Nilüfer Bld. Spor’da takım arkadaşı Pilar Marie Victoriá’nın hayatını kaybetmesinin kendisini psikolojik açıdan çok etkilediğini belirten Polonyalı pasör çaprazı:
“Oraya gittiğimden beri hayatım tam anlamıyla 180 derece değişti. Giderken bambaşka bir kızdım. Hem sportif anlamda, hem de yaşadığım hayat tecrübeleri bakımından. Daha kontratımın başında bir tacizciyle karşılaştım. Sonra, Fransa’da aynı takımda oynadığım arkadaşım (Pilar Marie Victoriá) hayatını kaybetti. Benim için bu sezon psikolojik olarak gerçekten çok ağır geçti. Fransa’da aynı kulüpte oynadık ama öncesinden de tanışıyorduk. Birbirimize çok bağlıydık. Türkiye’de tekrar birlikte oynayacağımızı öğrendiğimizde çok heyecanlanmıştık. Onun ölümü öylesine aniden oldu ki beni tamamen sarstı. Etrafımda olup biten hiçbir şeyi anlayamaz hale geldim. Kendimi toparlayamadım ama o andan itibaren biliyordum ki, artık sadece kendim için değil, onun için de oynayacağım.”

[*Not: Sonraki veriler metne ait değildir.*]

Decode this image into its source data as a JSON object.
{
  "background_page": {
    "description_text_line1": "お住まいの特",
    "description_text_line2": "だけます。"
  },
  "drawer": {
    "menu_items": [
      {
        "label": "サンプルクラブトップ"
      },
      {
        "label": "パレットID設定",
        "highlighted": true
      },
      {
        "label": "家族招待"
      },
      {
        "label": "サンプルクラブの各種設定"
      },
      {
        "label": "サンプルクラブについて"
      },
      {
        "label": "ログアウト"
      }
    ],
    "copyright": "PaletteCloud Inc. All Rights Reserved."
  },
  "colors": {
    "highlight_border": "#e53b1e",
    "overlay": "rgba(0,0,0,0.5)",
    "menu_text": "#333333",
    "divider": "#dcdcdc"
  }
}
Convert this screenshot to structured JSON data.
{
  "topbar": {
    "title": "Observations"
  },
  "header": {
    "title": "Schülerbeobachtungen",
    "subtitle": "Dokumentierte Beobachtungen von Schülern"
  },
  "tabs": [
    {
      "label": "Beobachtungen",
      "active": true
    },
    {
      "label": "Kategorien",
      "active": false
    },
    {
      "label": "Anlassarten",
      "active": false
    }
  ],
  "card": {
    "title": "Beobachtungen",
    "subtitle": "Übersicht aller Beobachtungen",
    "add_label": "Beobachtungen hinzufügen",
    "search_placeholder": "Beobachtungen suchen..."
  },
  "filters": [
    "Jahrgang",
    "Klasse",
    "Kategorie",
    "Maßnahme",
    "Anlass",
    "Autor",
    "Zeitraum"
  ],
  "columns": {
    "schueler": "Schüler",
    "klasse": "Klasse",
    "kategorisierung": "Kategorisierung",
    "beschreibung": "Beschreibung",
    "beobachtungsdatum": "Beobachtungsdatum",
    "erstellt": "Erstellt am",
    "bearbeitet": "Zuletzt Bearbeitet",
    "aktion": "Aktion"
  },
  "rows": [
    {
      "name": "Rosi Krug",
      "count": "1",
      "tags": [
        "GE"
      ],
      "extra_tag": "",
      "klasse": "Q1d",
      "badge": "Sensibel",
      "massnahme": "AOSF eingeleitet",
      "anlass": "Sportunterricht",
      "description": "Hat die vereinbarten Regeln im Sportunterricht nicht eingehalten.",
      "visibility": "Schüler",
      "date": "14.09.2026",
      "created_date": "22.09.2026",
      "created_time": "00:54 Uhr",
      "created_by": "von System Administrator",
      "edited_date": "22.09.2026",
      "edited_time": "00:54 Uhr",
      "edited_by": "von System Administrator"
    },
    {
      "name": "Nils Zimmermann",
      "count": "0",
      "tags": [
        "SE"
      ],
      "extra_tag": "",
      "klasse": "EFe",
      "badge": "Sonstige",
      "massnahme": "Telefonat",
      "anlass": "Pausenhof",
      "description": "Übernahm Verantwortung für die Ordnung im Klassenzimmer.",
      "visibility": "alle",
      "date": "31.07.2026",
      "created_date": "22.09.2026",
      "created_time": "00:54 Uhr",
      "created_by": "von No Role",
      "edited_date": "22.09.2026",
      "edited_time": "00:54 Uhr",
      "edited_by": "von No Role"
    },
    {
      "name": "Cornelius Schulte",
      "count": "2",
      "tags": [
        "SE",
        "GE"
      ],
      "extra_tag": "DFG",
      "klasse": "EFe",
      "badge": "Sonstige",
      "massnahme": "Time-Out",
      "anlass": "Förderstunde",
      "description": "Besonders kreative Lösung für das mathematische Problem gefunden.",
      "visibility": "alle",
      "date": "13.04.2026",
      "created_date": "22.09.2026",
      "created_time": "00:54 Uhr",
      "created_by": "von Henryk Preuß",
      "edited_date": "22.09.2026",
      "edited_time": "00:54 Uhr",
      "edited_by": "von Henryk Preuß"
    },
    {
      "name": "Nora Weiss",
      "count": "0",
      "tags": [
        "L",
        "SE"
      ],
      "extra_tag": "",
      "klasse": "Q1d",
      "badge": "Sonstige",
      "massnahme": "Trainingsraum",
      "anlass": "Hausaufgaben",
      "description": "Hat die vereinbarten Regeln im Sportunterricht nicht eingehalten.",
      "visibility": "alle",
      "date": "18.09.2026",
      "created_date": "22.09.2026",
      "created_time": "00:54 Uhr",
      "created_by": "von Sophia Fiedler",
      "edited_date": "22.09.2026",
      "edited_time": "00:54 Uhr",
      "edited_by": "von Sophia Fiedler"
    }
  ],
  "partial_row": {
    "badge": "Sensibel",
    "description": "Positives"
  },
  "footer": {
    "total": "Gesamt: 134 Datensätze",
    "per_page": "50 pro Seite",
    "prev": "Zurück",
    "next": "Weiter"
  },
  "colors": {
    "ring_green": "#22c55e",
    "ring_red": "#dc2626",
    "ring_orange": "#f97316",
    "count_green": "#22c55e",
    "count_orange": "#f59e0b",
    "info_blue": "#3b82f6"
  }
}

“Benim için çok zor bir sezondu. Sevdiğim insanları o kadar hızlı kaybediyordum ki… Ayaklarımın altındaki zemin adeta kayıyordu. Kulüp bana bu süreçten sonra Polonya’ya dönme imkânı sundu. Hepimize birkaç gün izin verdiler, isteyen evine gidebildi. Ama ben şunu biliyordum: Eğer o ‘Pandora’nın Kutusu’nu açarsam, yani o duygularla yüzleşirsem, Türkiye’ye bir daha geri dönemem. Gücüm yetmezdi. Voleybol o dönemde benim tek kaçış noktam oldu.” şeklinde konuştu.
Kısa bir süre sonra dedesini kaybeden Szczurowska, ilk yasını atlatamamışken ikinci yasının içine düştüğünü şu sözlerle ifade etti:
“Kendimi toparlamaya çalışıyordum ki… Beşiktaş’tan teklif geldi. Sevinçten havalara uçtum çünkü İstanbul da hayallerim arasında yer alıyordu. Dedem de çok sevinmişti. Konuşmuştuk, ona Beşiktaş formaları getirecektim. Aramızda böyle bir gelenek vardı; oynadığım kulüplerden mutlaka ona forma götürürdüm. Zaten başka kıyafet giymezdi, sadece kulüp formalarımı. Hatta maçlarıma gelip tribünde desteklemeyi bile planlıyordu. Ama sonra hastalandı… Daha ilk yasımı atlatamamışken ikinci bir yasın içine düştüm. Bazen düşünüyorum da, sanırım beni sadece voleybol hayatta tuttu.”